Ya’qûb, dit Abû ‘Alî, surtout connu sous le nom de Miskawayh ou Ibn Miskawayh, est un homme d’État, philosophe, historien, savant et bibliothécaire iranien d’expression arabe, né à Ray en 932 (an 320 de l’Hégire), mort presque centenaire à Ispahan en février 1030 (ṣafar an 421 de l’Hégire).
L’originalité de cet auteur né en Perse (mais qui vécut néanmoins à Bagdad) est de ne pas chercher à concilier philosophie et religion, fait rarissime en Islam. Miskawayh s’intéresse tout particulièrement aux problèmes d’éthique des hommes et des peuples (indépendamment de la religion).

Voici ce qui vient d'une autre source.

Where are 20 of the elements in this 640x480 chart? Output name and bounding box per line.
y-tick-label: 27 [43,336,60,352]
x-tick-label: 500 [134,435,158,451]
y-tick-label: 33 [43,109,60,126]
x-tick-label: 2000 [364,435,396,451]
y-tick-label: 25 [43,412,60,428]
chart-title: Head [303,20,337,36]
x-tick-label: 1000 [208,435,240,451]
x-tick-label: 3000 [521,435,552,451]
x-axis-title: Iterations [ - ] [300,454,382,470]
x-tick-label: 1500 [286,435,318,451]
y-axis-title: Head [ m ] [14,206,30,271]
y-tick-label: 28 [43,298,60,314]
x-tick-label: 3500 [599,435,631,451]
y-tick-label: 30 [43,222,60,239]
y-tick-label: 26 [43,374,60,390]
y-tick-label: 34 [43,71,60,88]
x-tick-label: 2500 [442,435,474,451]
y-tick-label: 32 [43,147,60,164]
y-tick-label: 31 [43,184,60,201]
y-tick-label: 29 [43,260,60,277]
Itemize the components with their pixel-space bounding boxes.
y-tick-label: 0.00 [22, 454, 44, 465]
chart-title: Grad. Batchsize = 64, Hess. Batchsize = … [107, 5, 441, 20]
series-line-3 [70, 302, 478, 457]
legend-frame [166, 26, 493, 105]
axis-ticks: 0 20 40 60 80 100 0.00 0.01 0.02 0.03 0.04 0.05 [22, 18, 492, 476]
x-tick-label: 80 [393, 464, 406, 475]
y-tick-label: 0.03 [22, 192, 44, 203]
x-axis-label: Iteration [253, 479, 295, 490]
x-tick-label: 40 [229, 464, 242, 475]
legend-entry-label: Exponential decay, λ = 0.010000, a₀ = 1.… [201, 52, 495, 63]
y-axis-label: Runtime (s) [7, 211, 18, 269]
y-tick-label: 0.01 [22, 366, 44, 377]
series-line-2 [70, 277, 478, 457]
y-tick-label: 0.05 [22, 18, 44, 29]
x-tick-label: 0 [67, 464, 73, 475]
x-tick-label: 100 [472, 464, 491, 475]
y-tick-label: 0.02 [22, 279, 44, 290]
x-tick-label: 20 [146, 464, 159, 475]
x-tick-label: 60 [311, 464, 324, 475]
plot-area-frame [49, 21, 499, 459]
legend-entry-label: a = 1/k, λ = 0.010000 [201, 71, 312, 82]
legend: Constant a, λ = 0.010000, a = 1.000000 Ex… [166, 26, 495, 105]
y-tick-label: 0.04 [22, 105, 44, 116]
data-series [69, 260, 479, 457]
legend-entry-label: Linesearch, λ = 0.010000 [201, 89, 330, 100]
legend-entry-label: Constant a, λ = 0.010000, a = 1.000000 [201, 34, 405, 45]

Miskawayh, dans son Traité d’Éthique (MISKAWAYH, Traité d’Ethique, traduction française avec introduction et notes par M. Arkoun, Damas, 1969), et conformément à la pensée économique islamique, distingue l’enrichissement par le travail de l’enrichissement sans cause, qu’il réprouve sévèrement.
Mais, il va plus loin en affirmant (à l’inverse d’Al Muqaffa) qu’il y a des limites à l’acquisition des richesses : il ne faut pas réaliser d’odieux profits, et respecter un certain juste milieu : « L’homme acquiert les biens là où il le doit et s’en désintéresse là où il ne doit pas en acquérir ».
S’agissant de la consommation, Miskawayh se montre éminemment moderne dans la mesure où il évoque (sans les nommer) les caractères de « non rivalité » (la consommation d’un bien par un individu ne doit pas affecter celle des autres) et de « non exclusivité » (le bien est fourni pour tous) des biens.
Cela est tout à fait intéressant car la mondialisation, avec la promotion des « Biens Publics Mondiaux » (environnement, santé, eau, etc…) a remis ces notions au goût du jour, que l’on pense de notre temps, mais dont les penseurs musulmans avaient compris l’impératif dès le Xème siècle !
Quant à la redistribution, l’homme du juste milieu de Miskawayh, qui vit entre le luxe et la pauvreté, ne se distingue guère de celui d’Al Jâhiz. Miskawayh en tire néanmoins des implications politiques qui n’apparaissaient pas chez les précédents auteurs.
Il estime, en effet, que l’entraide et la solidarité ne répondent pas seulement à des nécessités économiques et/ou morales ; en effet, selon lui, les transferts de revenus et les dons ont une contrepartie politique. C’est effectivement une façon pour les nantis d’acheter la paix sociale aux pauvres, au peuple qui commence à gronder et à s’agiter.